Call your customers and your workers and your products anything you like but the bottom line is that you must exceed user expectations. It’s the quality of your work and how well you meet your customers’ needs, not the words you use, that will determine the value your users attach to your institution. Libraries will prosper when they focus their energies on lowering their users’ costs for discovery and delivery and on providing a welcoming and lively place in the hearts of their communities for the exchange of ideas and information. Our many competitors are succeeding at monetizing the very services we have always provided for "free" because people today value convenience, not because Amazon is using tarted-up language.

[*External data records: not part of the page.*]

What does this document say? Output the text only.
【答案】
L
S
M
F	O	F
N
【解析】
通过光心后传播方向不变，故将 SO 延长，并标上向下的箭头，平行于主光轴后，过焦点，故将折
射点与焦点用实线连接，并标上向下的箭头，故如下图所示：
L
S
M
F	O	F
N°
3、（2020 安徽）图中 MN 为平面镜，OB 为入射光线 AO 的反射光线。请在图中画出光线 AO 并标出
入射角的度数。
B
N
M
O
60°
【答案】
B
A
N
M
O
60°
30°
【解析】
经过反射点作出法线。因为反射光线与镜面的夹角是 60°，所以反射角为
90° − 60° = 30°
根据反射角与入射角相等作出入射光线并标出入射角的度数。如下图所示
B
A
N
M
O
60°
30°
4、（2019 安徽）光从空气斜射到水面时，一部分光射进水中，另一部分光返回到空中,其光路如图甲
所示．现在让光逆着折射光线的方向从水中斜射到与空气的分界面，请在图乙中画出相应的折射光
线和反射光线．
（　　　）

I’ve always found this trend
I’ve always found this trend to switch from patron to customer a bit baffling. I’m not sure customer communicates anything more (or anything better) than patron and, in fact, think that patron communicates something extra positive—that this is your place and you are our patron—we’re here because of you. Customer simply communicates that the library is nothing more, or different than a store.
You're right
Patron—noun, a person who supports with money, gifts, efforts, or endorsement. A customer is not much more than a buyer or consumer. I attribute this trend to the over emphasis these days on being politically correct and the word patron to some connotes an element of maleness.
I attribute this trend of
I attribute this trend of using "customer" to the push to run everything according to a business model…whether it’s appropriate or not. I am all for efficiency in the library, but I do not think schools and libraries should be run as a business.
In fairness, they try to use
In fairness, they try to use the term "learner" as much as possible too.
"Learners"
So the "learner" is always right? See how ridiculous this analogy gets when pushed even a little?